I'm very confused.
I don't think you're confused. I think you're trying to change the narrative from earlier when you said "How do you know the number is spoofed or not?" and "Do you ever get calls from someone with a thick Indian accent, offering you insurance for "final expenses"?... If you do, and it's not an overseas call, you've been spoofed" then proceeded to claim that I was "kidding myself". Those were your words. Not mine.
I provided you a clear explanation of how these sorts of scam calls worked on our networks here.
You think you have done that, but you haven 't.
Tell me this. If a call comes from India, but is being spoofed to look like it came from Australia, how would you know?
Three cases:
1) Call from Australia
2) Call from India
3) Call from India, spoofed to look like a call from the same Australian number in (1).
What will your caller ID show in each of these three cases?
There's your problem. The calls are from India.
You're making an assumption. Sometimes they are. Sometimes they aren't.
But, you are not allowing for any of that. More importantly, you don't explain how you know where
any calls are actually coming from.
Ultimately there is a connection to the land lines in Australia, but that's not the origin of the number reported by caller ID.
Now you're splitting hairs. You're talking about the physical seat where someone is sitting. I'm talking about the origin of the call on a telephone network.
That's the whole
point!!! They are calling from India, spoofing the telephone network to look like they are down the street from you!!!
For all intents and purposes, the "origin" is the point where the call hits the telephone network (and thus the "A Party" number). That "origin" I'm talking about is the VoIP server sitting somewhere in Australia where it connects to the telco, i.e.: the boundary between internet and telecommunications network.
So, if they are calling from India and
not spoofing the number, how does the network know the call is from India? Where does it get the number?
You claimed earlier that the number is simply "spoofed" (once again, your words, not mine). I told you that's incorrect when in fact it's a real number connected to a real telecommunications network. I also said they typically have incoming call restrictions so you can't call them back.
I don't know what a "real" number is. Every long distance call is the same. There is a protocol that reports the calling number, which can be spoofed.
None of those numbers matter. They were generated by the spammers in India. Phone numbers don't work like IP addresses on the Internet.
Wrong on both accounts. The numbers aren't "generated" by the spammers, at least not when it comes to our big networks here (your country and systems might be different and susceptible to spoofing in this way). As I mentioned, they are actual numbers sitting on the network.

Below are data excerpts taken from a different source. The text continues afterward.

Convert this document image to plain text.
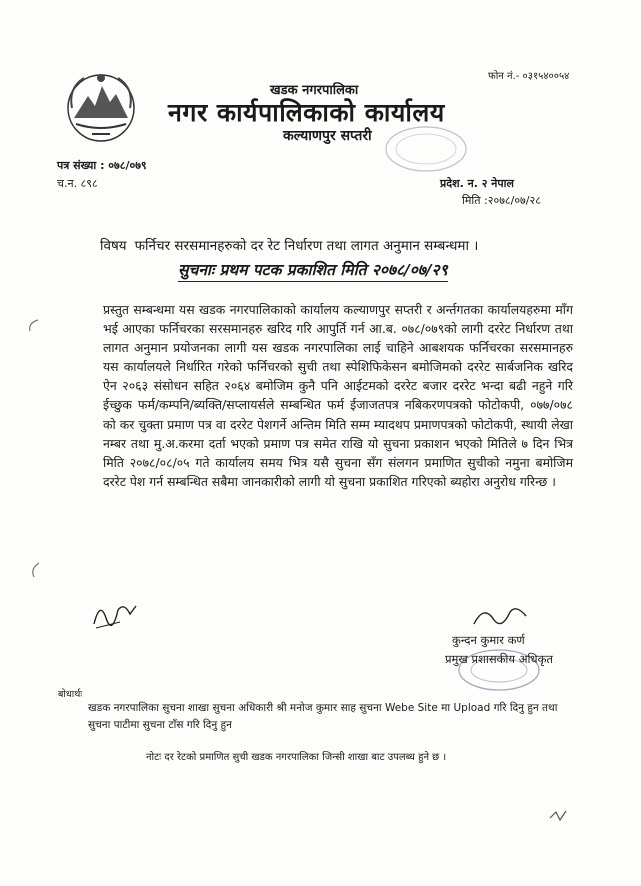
फोन नं.- ०३१५४००५४
खडक नगरपालिका
नगर कार्यपालिकाको कार्यालय
कल्याणपुर सप्तरी
पत्र संख्या : ०७८/०७९
च.न. ८९८	प्रदेश. न. २ नेपाल
मिति :२०७८/०७/२८
विषय फर्निचर सरसमानहरुको दर रेट निर्धारण तथा लागत अनुमान सम्बन्धमा ।
सुचनाः प्रथम पटक प्रकाशित मिति २०७८/०७/२९
प्रस्तुत सम्बन्धमा यस खडक नगरपालिकाको कार्यालय कल्याणपुर सप्तरी र अर्न्तगतका कार्यालयहरुमा माँग भई आएका फर्निचरका सरसमानहरु खरिद गरि आपुर्ति गर्न आ.ब. ०७८/०७९को लागी दररेट निर्धारण तथा लागत अनुमान प्रयोजनका लागी यस खडक नगरपालिका लाई चाहिने आबशयक फर्निचरका सरसमानहरु यस कार्यालयले निर्धारित गरेको फर्निचरको सुची तथा स्पेशिफिकेसन बमोजिमको दररेट सार्बजनिक खरिद ऐन २०६३ संसोधन सहित २०६४ बमोजिम कुनै पनि आईटमको दररेट बजार दररेट भन्दा बढी नहुने गरि ईच्छुक फर्म/कम्पनि/ब्यक्ति/सप्लायर्सले सम्बन्धित फर्म ईजाजतपत्र नबिकरणपत्रको फोटोकपी, ०७७/०७८ को कर चुक्ता प्रमाण पत्र वा दररेट पेशगर्ने अन्तिम मिति सम्म म्यादथप प्रमाणपत्रको फोटोकपी, स्थायी लेखा नम्बर तथा मु.अ.करमा दर्ता भएको प्रमाण पत्र समेत राखि यो सुचना प्रकाशन भएको मितिले ७ दिन भित्र मिति २०७८/०८/०५ गते कार्यालय समय भित्र यसै सुचना सँग संलगन प्रमाणित सुचीको नमुना बमोजिम दररेट पेश गर्न सम्बन्धित सबैमा जानकारीको लागी यो सुचना प्रकाशित गरिएको ब्यहोरा अनुरोध गरिन्छ ।
कुन्दन कुमार कर्ण
प्रमुख प्रशासकीय अधिकृत
बोधार्थः
खडक नगरपालिका सुचना शाखा सुचना अधिकारी श्री मनोज कुमार साह सुचना Webe Site मा Upload गरि दिनु हुन तथा सुचना पाटीमा सुचना टाँस गरि दिनु हुन
नोटः दर रेटको प्रमाणित सुची खडक नगरपालिका जिन्सी शाखा बाट उपलब्ध हुने छ ।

This has nothing to do with your network. When a phone calls from India, it has to report the number that is calling. That can be spoofed. You keep talking about the Australian telephone exchange as if it doesn't connect anywhere else in the world. That's not how they work.
And phone numbers are in a way analogous to IP addresses on the internet. A phone number is simply an "address" to a terminal or a phone somewhere. The digits reflect where and how the call is routed across networks.
The number analogy is where it ends. In the IP, whoever your server contacts knows your server's IP address, and repeats for each step from IP to IP address. This gives a traceable chain of IP addresses that points right back to you. That does not exist in phone systems.
This is much like spoofing a "from" email address. I can use any "from" email address I want, and in fact, do use a number of them for my business.
This is a good way to have your emails blocked by many mail servers. Mechanisms like SPF/DKIM and DMARC are used to prevent spoofed email addresses. You might want to look into that.
LOL!!! I've already told you I've been doing this every day for the last 20 years!!!! Just like you talk about phones reporting the company's main number, rather than the exact phone you are calling from, it is commonplace to have any number of email addresses that send email, but direct replies to another email address.
You clearly know less about email than you do the telephone network, so I won't continue to try to explain this analogy.
The problem is, the calling number is supplied by the equipment at the origin of the call, and there's nothing to be done to prevent this being spoofed.
You're incorrect (at least when it comes to the big networks here, as I mentioned, your country might differ).
Telstra (Australia's largest telco) have taken steps to prevent CID spoofing from occurring, which is why scammers are increasingly resorting to leasing legitimate VoIP services with legitimate telephone numbers to get around this. There were cases years ago where caller ID was being spoofed and people would get "missed calls" from mobile numbers that never made the call. That's all stopped now.
Anyway, that's all I have to say on the matter. I don't feel like going around in circles with you. Feel free to respond, but I won't be reading it.
Exactly. No point in trying to teach you anything, when you refuse to answer any of my questions, which clearly show you don't understand.